Están también los mayores de 60 años, “vacunados y con ganas de viajar, de conocer nuevos destinos y de vivir. Se notan muchísimo las vacunas. Todo el mundo echa cuentas de cuándo le han puesto la primera dosis y cuándo le toca la siguiente, y en función de esas fechas realizan las reservas para ir de vacaciones”, señala Fernández.

El lema con el que se vendió Asturias el año pasado como “Paraíso de la salud”, funcionó bien en el turismo interior y el nacional, pero los buenos resultados para los hoteles, la hostelería y la restauración no lo fueron tanto para las agencias de viajes. Las perspectivas para este verano son bien distintas, “e incluso para el otoño”, asegura optimista el presidente de Otava en Asturias. Otra cosa son los destinos internacionales, que todavía no ganan muchos adeptos hasta que esté en vigor el pasaporte verde.

Los destinos internacionales se recuperan “mucho más lentamente”

Las costas mediterránea y andaluza están entre los destinos preferidos de los asturianos, pero Canarias y Baleares empiezan a ganar posiciones en lo alto de la tabla a medida que se relajan las exigencias de pruebas PCR y se sustituyen por los test de antígenos.

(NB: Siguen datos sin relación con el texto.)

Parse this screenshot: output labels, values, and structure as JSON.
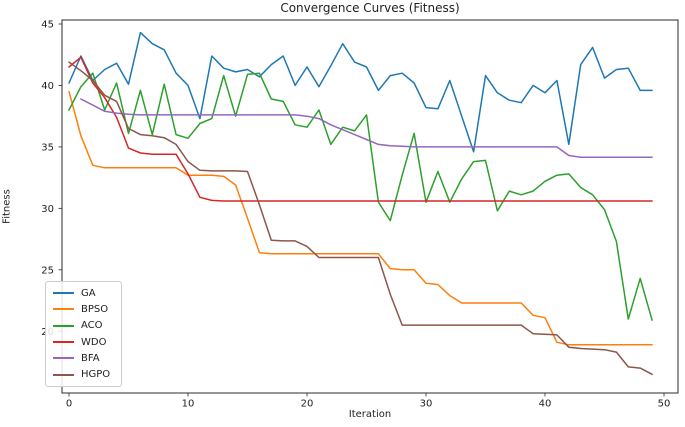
{
  "chart_data": {
    "type": "line",
    "title": "Convergence Curves (Fitness)",
    "xlabel": "Iteration",
    "ylabel": "Fitness",
    "x_ticks": [
      0,
      10,
      20,
      30,
      40,
      50
    ],
    "y_ticks": [
      20,
      25,
      30,
      35,
      40,
      45
    ],
    "xlim": [
      -0.6,
      51.2
    ],
    "ylim": [
      15.0,
      45.3
    ],
    "grid": false,
    "legend_position": "lower left",
    "x": [
      0,
      1,
      2,
      3,
      4,
      5,
      6,
      7,
      8,
      9,
      10,
      11,
      12,
      13,
      14,
      15,
      16,
      17,
      18,
      19,
      20,
      21,
      22,
      23,
      24,
      25,
      26,
      27,
      28,
      29,
      30,
      31,
      32,
      33,
      34,
      35,
      36,
      37,
      38,
      39,
      40,
      41,
      42,
      43,
      44,
      45,
      46,
      47,
      48,
      49
    ],
    "series": [
      {
        "name": "GA",
        "color": "#1f77b4",
        "start_x": 0,
        "values": [
          40.2,
          42.4,
          40.4,
          41.3,
          41.8,
          40.1,
          44.3,
          43.4,
          42.9,
          41.0,
          40.0,
          37.3,
          42.4,
          41.4,
          41.1,
          41.3,
          40.7,
          41.7,
          42.4,
          40.0,
          41.5,
          39.9,
          41.6,
          43.4,
          41.9,
          41.5,
          39.6,
          40.8,
          41.0,
          40.2,
          38.2,
          38.1,
          40.4,
          37.5,
          34.6,
          40.8,
          39.4,
          38.8,
          38.6,
          40.0,
          39.4,
          40.4,
          35.2,
          41.7,
          43.1,
          40.6,
          41.3,
          41.4,
          39.6,
          39.6
        ]
      },
      {
        "name": "BPSO",
        "color": "#ff7f0e",
        "start_x": 0,
        "values": [
          39.5,
          35.9,
          33.5,
          33.3,
          33.3,
          33.3,
          33.3,
          33.3,
          33.3,
          33.3,
          32.7,
          32.7,
          32.7,
          32.6,
          31.9,
          29.2,
          26.4,
          26.3,
          26.3,
          26.3,
          26.3,
          26.3,
          26.3,
          26.3,
          26.3,
          26.3,
          26.3,
          25.1,
          25.0,
          25.0,
          23.9,
          23.8,
          22.9,
          22.3,
          22.3,
          22.3,
          22.3,
          22.3,
          22.3,
          21.3,
          21.1,
          19.1,
          18.9,
          18.9,
          18.9,
          18.9,
          18.9,
          18.9,
          18.9,
          18.9
        ]
      },
      {
        "name": "ACO",
        "color": "#2ca02c",
        "start_x": 0,
        "values": [
          38.0,
          39.9,
          41.0,
          38.0,
          40.2,
          36.1,
          39.6,
          36.0,
          40.1,
          36.0,
          35.7,
          36.9,
          37.3,
          40.8,
          37.5,
          40.9,
          41.0,
          38.9,
          38.7,
          36.8,
          36.6,
          38.0,
          35.2,
          36.6,
          36.3,
          37.6,
          30.5,
          29.0,
          32.7,
          36.1,
          30.5,
          33.0,
          30.5,
          32.4,
          33.8,
          33.9,
          29.8,
          31.4,
          31.1,
          31.4,
          32.2,
          32.7,
          32.8,
          31.7,
          31.1,
          29.9,
          27.3,
          21.0,
          24.3,
          20.9
        ]
      },
      {
        "name": "WDO",
        "color": "#d62728",
        "start_x": 0,
        "values": [
          41.5,
          42.3,
          40.2,
          39.0,
          37.4,
          34.9,
          34.5,
          34.4,
          34.4,
          34.4,
          32.8,
          30.9,
          30.65,
          30.6,
          30.6,
          30.6,
          30.6,
          30.6,
          30.6,
          30.6,
          30.6,
          30.6,
          30.6,
          30.6,
          30.6,
          30.6,
          30.6,
          30.6,
          30.6,
          30.6,
          30.6,
          30.6,
          30.6,
          30.6,
          30.6,
          30.6,
          30.6,
          30.6,
          30.6,
          30.6,
          30.6,
          30.6,
          30.6,
          30.6,
          30.6,
          30.6,
          30.6,
          30.6,
          30.6,
          30.6
        ]
      },
      {
        "name": "BFA",
        "color": "#9467bd",
        "start_x": 1,
        "values": [
          38.9,
          38.4,
          37.9,
          37.75,
          37.65,
          37.6,
          37.6,
          37.6,
          37.6,
          37.6,
          37.6,
          37.6,
          37.6,
          37.6,
          37.6,
          37.6,
          37.6,
          37.6,
          37.6,
          37.5,
          37.3,
          36.8,
          36.4,
          36.0,
          35.6,
          35.2,
          35.1,
          35.05,
          35.0,
          35.0,
          35.0,
          35.0,
          35.0,
          35.0,
          35.0,
          35.0,
          35.0,
          35.0,
          35.0,
          35.0,
          35.0,
          34.3,
          34.15,
          34.15,
          34.15,
          34.15,
          34.15,
          34.15,
          34.15
        ]
      },
      {
        "name": "HGPO",
        "color": "#8c564b",
        "start_x": 0,
        "values": [
          41.9,
          41.2,
          40.4,
          39.2,
          38.7,
          36.5,
          36.0,
          35.9,
          35.75,
          35.2,
          33.8,
          33.1,
          33.05,
          33.05,
          33.05,
          33.0,
          30.3,
          27.4,
          27.35,
          27.35,
          26.9,
          26.0,
          26.0,
          26.0,
          26.0,
          26.0,
          26.0,
          23.0,
          20.5,
          20.5,
          20.5,
          20.5,
          20.5,
          20.5,
          20.5,
          20.5,
          20.5,
          20.5,
          20.5,
          19.8,
          19.75,
          19.7,
          18.7,
          18.6,
          18.55,
          18.5,
          18.3,
          17.1,
          17.0,
          16.5
        ]
      }
    ]
  },
  "legend": {
    "entries": [
      "GA",
      "BPSO",
      "ACO",
      "WDO",
      "BFA",
      "HGPO"
    ]
  }
}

Este avance en las reservas va acompañado de un incremento de los precios que se mantendrá en los próximos meses, tanto en el precio de los vuelos como en los alojamientos, que será mayor cuanto más cerca se haga la reserva de la fecha de viaje. 

Por ejemplo, los billetes de avión para un grupo de jóvenes a la costa mediterránea se incrementaron en siete euros cada uno de un día para otro día al aumentar las reservas en los vuelos demandados. 

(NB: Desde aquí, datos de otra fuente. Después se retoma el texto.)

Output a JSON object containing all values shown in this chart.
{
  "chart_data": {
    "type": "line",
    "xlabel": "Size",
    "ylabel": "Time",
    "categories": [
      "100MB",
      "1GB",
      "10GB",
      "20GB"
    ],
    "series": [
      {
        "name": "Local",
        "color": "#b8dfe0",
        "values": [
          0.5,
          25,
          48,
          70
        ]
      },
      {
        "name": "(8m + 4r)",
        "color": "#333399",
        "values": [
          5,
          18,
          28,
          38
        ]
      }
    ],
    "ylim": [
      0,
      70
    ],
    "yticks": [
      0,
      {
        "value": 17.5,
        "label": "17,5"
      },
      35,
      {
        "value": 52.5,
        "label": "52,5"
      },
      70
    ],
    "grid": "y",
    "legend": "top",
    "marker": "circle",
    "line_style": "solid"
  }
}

“Hay ofertas, como por ejemplo viajes de 10 días a Benidorm en autocar en junio y julio en pensión completa por 560 euros. Pero suelen completarse muy rápido porque hay muchas personas pendientes de este tipo de promociones”, explica poniendo un ejemplo Íñigo Fernández, presidente de la asociación de operadores turísticos y agencias de viajes (Otava) en Asturias. 

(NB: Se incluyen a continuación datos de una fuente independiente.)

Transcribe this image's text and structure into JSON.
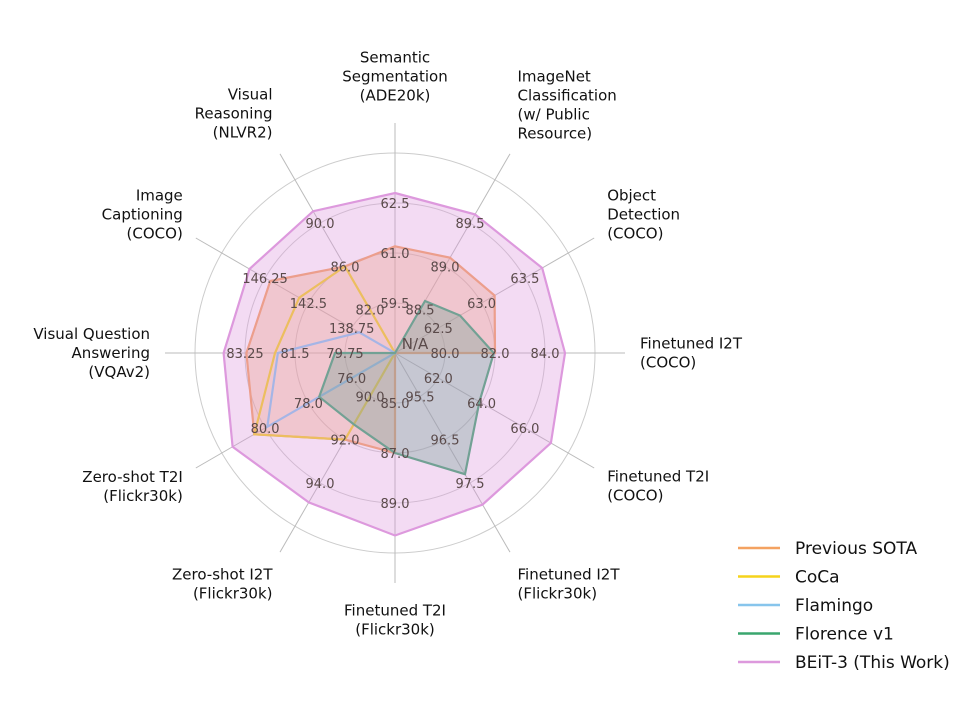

En el caso de Baleares y Canarias, la situación es distinta desde que se cambió el protocolo y en lugar de pruebas PCR se pide test de antígenos. “Nosotros también ofrecemos la posibilidad de que nuestros clientes se puedan hacer PCR al tener conciertos con laboratorios. Pero los clientes eran reticentes porque el precio del viaje se disparaba en el caso de las familias. Ahora la situación ya está cambiando”, señaló el máximo representante de Otava en el Principado. 

¿Y qué pasa con los destinos internacionales? El ritmo de recuperación es “muchísimo más lento”, asegura Íñigo Fernández. “Los clientes se hacen un lío con las medidas que hay que seguir para viajar a un país u otro, pero el mayor problema ya no son solo las pruebas PCR, sino que haya que pasar un confinamiento al ir o al regresar y el temor a que haya nuevos confinamientos y les coja en otro país”, explica. Por eso, empiezan a funcionar viajes organizados con vuelos chárter, como uno previsto para julio.